I guess after ALL the WWII books I've read, All The Light We Cannot See, The Book Thief, etc., it's going to be hard to live up to them all, and my expectations. And here we are with Anna and the Swallow Man, a short read featuring a young girl, her demon-like companion, traveling through Poland during WWII. Even though I enjoyed reading it, it wasn't the WWII book I wanted.

With her Linguistics professor father (!!!) taken away from her, Anna is kicked out of the store where she usually waits for her father. From there on, it's pretty hopeless, especially since she's young, and has no way of getting back into her home. Until she ends up sneaking up and following a man who can speak to swallows. 

The book is unique in the way that it shows how many languages you can speak in. You can speak a regular natural language, like German, French, or Polish. Or you can speak to birds and animals, but not directly. Or you can speak the way of the road, which is what is emphasized here. Anna learns a lot from the Swallow Man, especially how to survive in a country filled with war.

Unfortunately, I had a couple of problems, mostly due to my preferences when it comes to WWII books, and other books in general. First off, there were tons of paragraphs of just description, rather than dialogue, which is what I wanted more so than the former. But then on the other hand, some scenes would be so abrupt and curt. When someone died, it went something like "And the next day, he was found dead." How am I supposed to react to such a sudden thing?

Due to this, I felt a lack of connection with the story and the characters. I started to crave plot rather than what was happening development wise with the characters. And then, there's the ending. It was definitely one of the most open ended books I have ever read.
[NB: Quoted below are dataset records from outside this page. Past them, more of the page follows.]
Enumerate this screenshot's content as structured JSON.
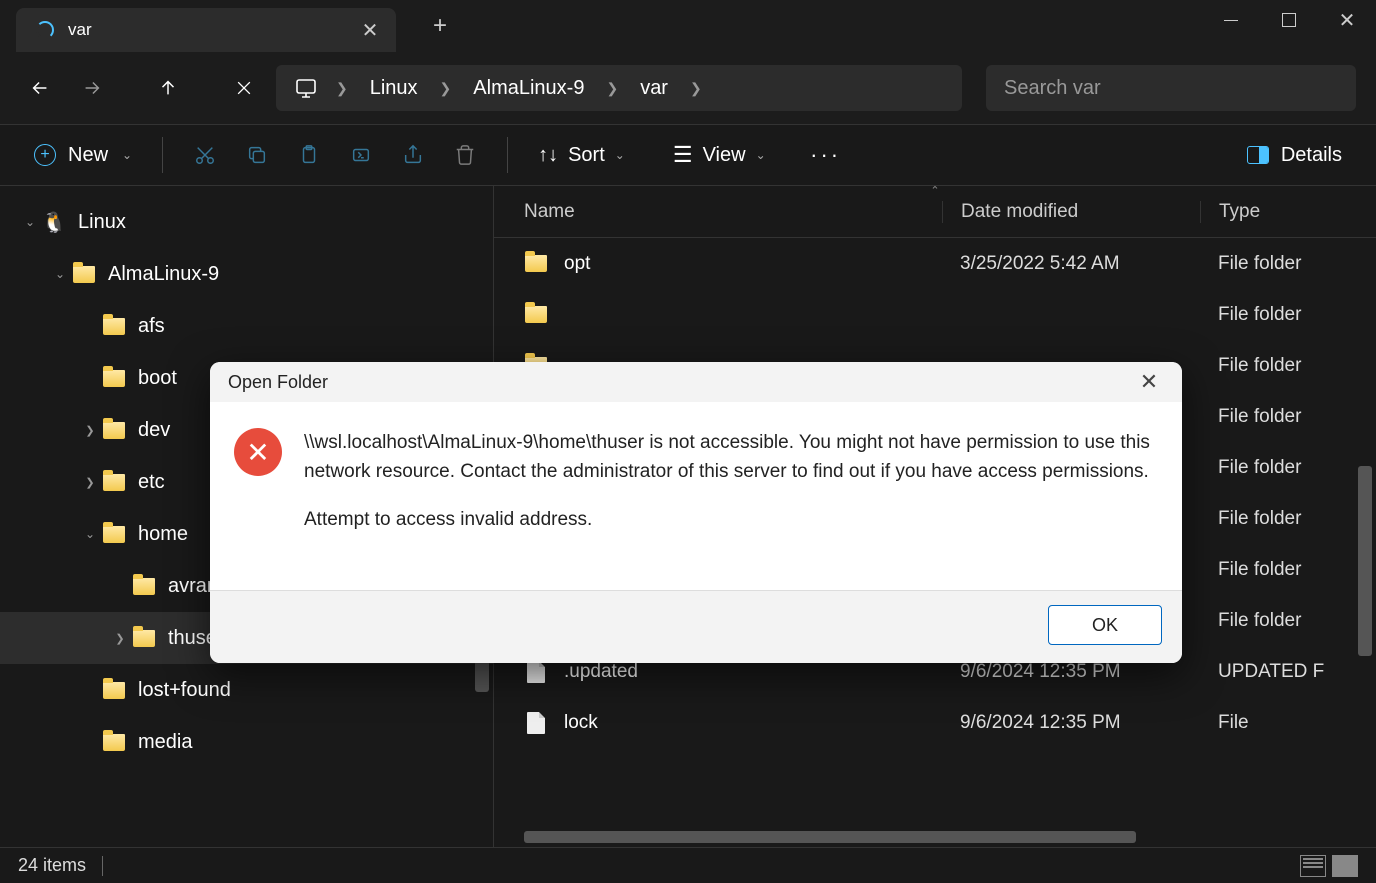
{
  "window": {
    "tab_title": "var"
  },
  "nav": {
    "breadcrumb": [
      "Linux",
      "AlmaLinux-9",
      "var"
    ],
    "search_placeholder": "Search var"
  },
  "toolbar": {
    "new_label": "New",
    "sort_label": "Sort",
    "view_label": "View",
    "details_label": "Details"
  },
  "tree": [
    {
      "depth": 0,
      "chev": "down",
      "icon": "penguin",
      "label": "Linux"
    },
    {
      "depth": 1,
      "chev": "down",
      "icon": "folder",
      "label": "AlmaLinux-9"
    },
    {
      "depth": 2,
      "chev": "",
      "icon": "folder",
      "label": "afs"
    },
    {
      "depth": 2,
      "chev": "",
      "icon": "folder",
      "label": "boot"
    },
    {
      "depth": 2,
      "chev": "right",
      "icon": "folder",
      "label": "dev"
    },
    {
      "depth": 2,
      "chev": "right",
      "icon": "folder",
      "label": "etc"
    },
    {
      "depth": 2,
      "chev": "down",
      "icon": "folder",
      "label": "home"
    },
    {
      "depth": 3,
      "chev": "",
      "icon": "folder",
      "label": "avram"
    },
    {
      "depth": 3,
      "chev": "right",
      "icon": "folder",
      "label": "thuser",
      "selected": true
    },
    {
      "depth": 2,
      "chev": "",
      "icon": "folder",
      "label": "lost+found"
    },
    {
      "depth": 2,
      "chev": "",
      "icon": "folder",
      "label": "media"
    }
  ],
  "list": {
    "headers": {
      "name": "Name",
      "date": "Date modified",
      "type": "Type"
    },
    "rows": [
      {
        "icon": "folder",
        "name": "opt",
        "date": "3/25/2022 5:42 AM",
        "type": "File folder"
      },
      {
        "icon": "folder",
        "name": "",
        "date": "",
        "type": "File folder"
      },
      {
        "icon": "folder",
        "name": "",
        "date": "",
        "type": "File folder"
      },
      {
        "icon": "folder",
        "name": "",
        "date": "",
        "type": "File folder"
      },
      {
        "icon": "folder",
        "name": "",
        "date": "",
        "type": "File folder"
      },
      {
        "icon": "folder",
        "name": "",
        "date": "",
        "type": "File folder"
      },
      {
        "icon": "folder",
        "name": "",
        "date": "",
        "type": "File folder"
      },
      {
        "icon": "folder",
        "name": "",
        "date": "",
        "type": "File folder"
      },
      {
        "icon": "file",
        "name": ".updated",
        "date": "9/6/2024 12:35 PM",
        "type": "UPDATED F"
      },
      {
        "icon": "file",
        "name": "lock",
        "date": "9/6/2024 12:35 PM",
        "type": "File"
      }
    ]
  },
  "status": {
    "item_count": "24 items"
  },
  "dialog": {
    "title": "Open Folder",
    "message1": "\\\\wsl.localhost\\AlmaLinux-9\\home\\thuser is not accessible. You might not have permission to use this network resource. Contact the administrator of this server to find out if you have access permissions.",
    "message2": "Attempt to access invalid address.",
    "ok_label": "OK"
  }
}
And as mystical the ending was made to seem, I don't accept it. At all.

In the end, Anna and the Swallow Man wasn't anything emotional, or memorable really. It wasn't the WWII book I was looking for or expecting, and with all the amazing WWII books out there, this one kind of just felt like a copy. (Which makes me sad to say!) NOTE: I don't think this is middle grade! There are some scenes in here that....yeah no it's not.